O arcebispo não é decerto, ja ca está ha muito no convento: diz-se por
ahi...
*Manuel*. Que são os governadores? (_Telmo faz um signal affirmativo_.)
Quizeram-me inganar, e appressam-se a vir hoje... parece que
adivinharam... Mas não me colheram desapercebido. (_Chama á porta da
esquerda_) Jorge, Maria! (_Volta para a scena_) Magdalena, ja, ja sem
mais demora.

SCENA X
MANUEL DE SOUSA, MAGDALENA, TELMO, MIRANDA e os outros criados; JORGE e
MARIA _entrando_.

*Manuel*. Jorge, acompanha éstas damas. Telmo, ide, ide com
ellas.--(_Para os outros criados_) Partiu ja tudo, as arcas, os meus
cavallos, armas e tudo o mais?
*Miranda*. Quasi tudo foi ja; o pouco que falta está prompto e sahirá
n'um instante... pela porta detrás, se quereis.
*Manuel*. Bom; que sáia. (_A um signal de Miranda sahem dois criados_.)
Magdalena, Maria, não vos quero ver aqui mais. Ja, ide; serei comvosco
em pouco tempo.

SCENA XI
MANUEL DE SOUSA, MIRANDA e os outros criados.
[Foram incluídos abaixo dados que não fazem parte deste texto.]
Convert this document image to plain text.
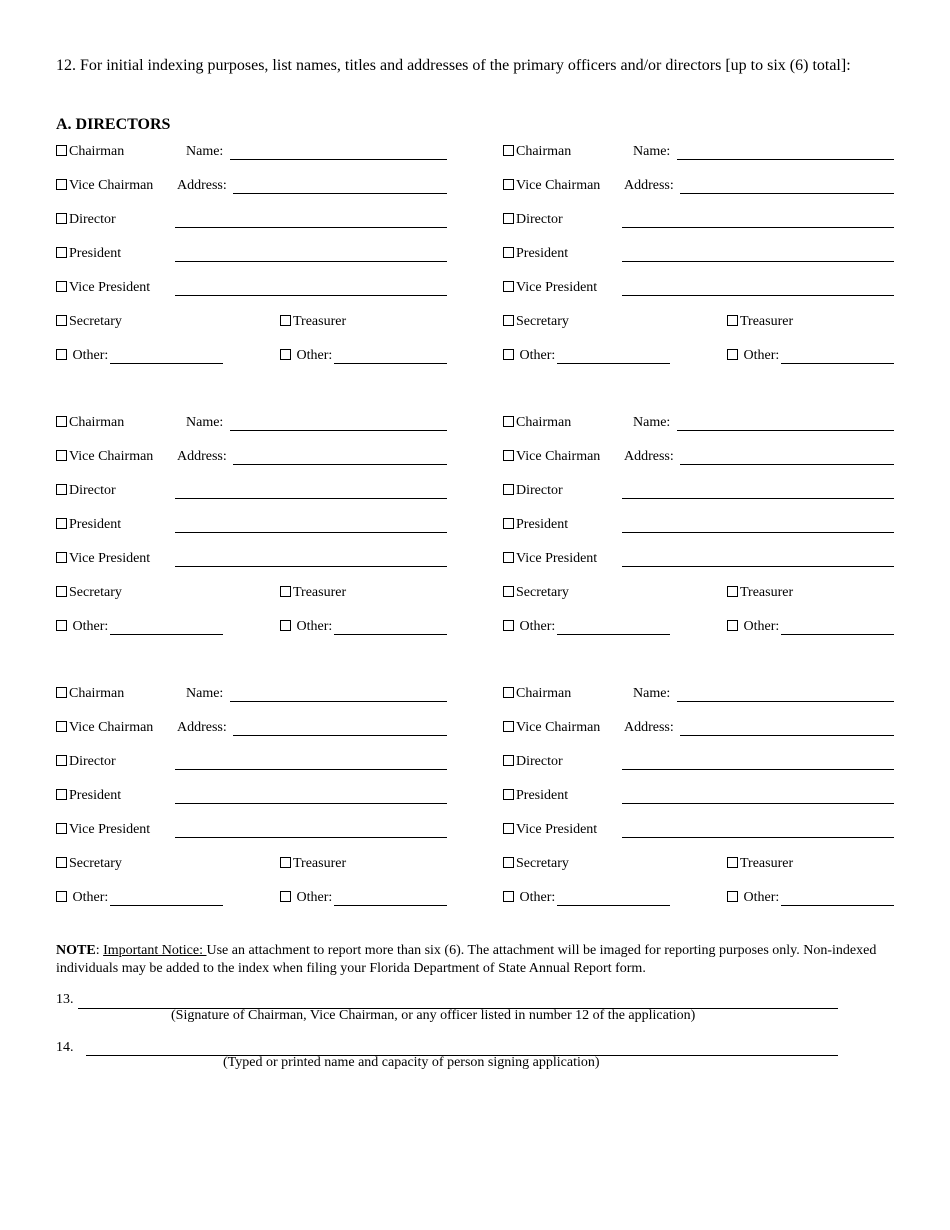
12. For initial indexing purposes, list names, titles and addresses of the primary officers and/or directors [up to six (6) total]:
A. DIRECTORS
Chairman
Vice Chairman
Director
President
Vice President
Secretary	Treasurer
Other:	Other:
Name:
Address:
Chairman
Vice Chairman
Director
President
Vice President
Secretary	Treasurer
Other:	Other:
Name:
Address:
Chairman
Vice Chairman
Director
President
Vice President
Secretary	Treasurer
Other:	Other:
Name:
Address:
Chairman
Vice Chairman
Director
President
Vice President
Secretary	Treasurer
Other:	Other:
Name:
Address:
Chairman
Vice Chairman
Director
President
Vice President
Secretary	Treasurer
Other:	Other:
Name:
Address:
Chairman
Vice Chairman
Director
President
Vice President
Secretary	Treasurer
Other:	Other:
Name:
Address:
NOTE: Important Notice: Use an attachment to report more than six (6). The attachment will be imaged for reporting purposes only. Non-indexed individuals may be added to the index when filing your Florida Department of State Annual Report form.
13.
(Signature of Chairman, Vice Chairman, or any officer listed in number 12 of the application)
14.
(Typed or printed name and capacity of person signing application)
*Manuel*. Meu pae morreu desastrosamente cahindo sôbre a sua propria
espada; quem sabe se eu morrerei nas chammas ateadas por minhas mãos?
Seja. Mas fique-se aprendendo em Portugal como um homem de honra e
coração, por mais poderosa que seja a tyrannia, sempre lhe póde
resistir, em perdendo o amor a coisas tam vis e precarias como são esses
haveres que duas faiscas destroem n'um momento... como é ésta vida
miseravel que um sôpro póde apagar em menos tempo ainda! (_Arrebata duas
tochas das mãos dos criados, corre á porta da esquerda, atira com uma
para dentro: e ve-se atear logo uma lavareda immensa. Vai ao fundo,
atira a outra tocha; e succede o mesmo. Ouve-se alarido de fóra_.)

SCENA XII
MANUEL-DE-SOUSA e criados: MAGDALENA, MARIA, TELMO E JORGE _accudindo_.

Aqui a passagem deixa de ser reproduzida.